Test-Driving a Compiler
January 25th, 2007For some time now, I’ve been interested in making a programming language. Whenever I’ve attempted this in the past, I instantly ran into resistance because I was too concerned with making a Big Design Up Front. I would try to think about the entire language all at once, and put that into a grammar. Of course, that’s way too much to fit in your head all at once, so I would start with a grammar for an existing language, like Python or C#, and whittle away at it until I liked what I was looking at. Half-way through whittling, the house of cards that were my thoughts would come tumbling down.
At work, I’ve been Unit Testing a great deal for about a year now, but I have only been able to seriously write test-first code a fraction of the time. I’d like to attempt to create a programming language while strictly adhering to the TDD mantra “Red, Green, Refactor”, and I’ll be posting my progress here. This is a learning opportunity for me, so I’ll be posting my missteps as well as my successes.

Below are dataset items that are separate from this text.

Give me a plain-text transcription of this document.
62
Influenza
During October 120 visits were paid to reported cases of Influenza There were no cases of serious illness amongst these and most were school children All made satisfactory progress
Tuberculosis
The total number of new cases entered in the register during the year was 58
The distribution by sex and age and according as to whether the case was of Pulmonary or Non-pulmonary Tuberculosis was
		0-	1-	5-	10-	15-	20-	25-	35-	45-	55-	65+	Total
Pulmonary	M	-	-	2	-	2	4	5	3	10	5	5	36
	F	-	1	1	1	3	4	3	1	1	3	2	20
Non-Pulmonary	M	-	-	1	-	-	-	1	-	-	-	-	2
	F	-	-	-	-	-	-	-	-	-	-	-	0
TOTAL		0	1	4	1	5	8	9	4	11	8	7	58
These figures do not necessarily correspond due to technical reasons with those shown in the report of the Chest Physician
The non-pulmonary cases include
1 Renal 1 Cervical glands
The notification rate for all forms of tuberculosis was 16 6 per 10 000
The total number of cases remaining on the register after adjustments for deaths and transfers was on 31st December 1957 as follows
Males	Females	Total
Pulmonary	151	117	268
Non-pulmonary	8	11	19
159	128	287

About two years ago, I attended a conference where Robert C. Martin lead a session. Although the session wasn’t supposed to be about TDD, it quickly took that turn. I’m glad that it did, because I hadn’t seen TDD in action like that before. During this session, he started out by drawing a UML diagram to collect his thoughts and get the big picture down. But, he made a point of saying that now that we had a design document, we should hide it in a drawer. Although the diagram seemed appropriate and full of OOG (Object-Oriented Goodness; look it up), the end product that came out of the TDD style was nothing like that original diagram. Had we stuck with the diagram, we would have made something overly complicated and just plane wrong.Following that example, I’ll give a very high-level design for the language, but will then shove it in a drawer lest it get in the way. In future posts, I’ll actually show the code as it develops. Early on, I’ll show every minute step that I take, but after I get on a roll I’ll begin to give less tedious summaries of my progress.
A Back-of-a-Napkin Design
People have been writing compilers for quite some time now, and it only makes sense to base the design on those successes.
So, I know that I’ll start with a grammar using one of the standard notations, I’ll build a parser from that grammar which
turns source code into an Abstract Syntax Tree (AST), and then I’ll use the tree to validate the program and generate code for the target platform.
For the parsing, I’ll be using the Recursive Descent technique, which is less efficient than bottom-up parsing, but is much easier to fit in my head. It turns out that there is a special grammar notation that is perfect for recursive descent, called a Parsing Expression Grammar. These references on RD and PEGs are my primary background materials as I start this project, and I’ll consider them a prerequisite to anyone who wants to follow my progress.
The target platform may be MSIL, Java byte code, Parrot, or something else; maybe even another high-level language. If I target a high level language, then I’ll benefit from all the brilliant people who already wrote slick, optimized compilers. Imagine that VB.NET were compiled by first translating to C#, and then sending that translation to the C# compiler.
It is quite likely that at some point I’ll want to replace the top-down, recursive descent parser with a bottom-up technique, since those are more sophisticated. I’ll keep that in mind as a possible change to be made in the future, but I won’t be over-engineering things now just to make that potential-change easier.
I suspect that I’ll eventually need to use the Visitor Design Pattern for inspecting the AST. Most discussions of the Visitor pattern use ASTs as the prime example. I’ll keep this pattern in mind once I start needing to do varying actions against the tree, but I won’t actually include this pattern in my code until I really feel the need for it. When things start to hurt in a way that Visitor will help with, I’ll start to use it.
Now that I know where I’m going, I’ll put this 100,000 foot view off to the side, and later I’ll see how close it is to what the TDD process produces.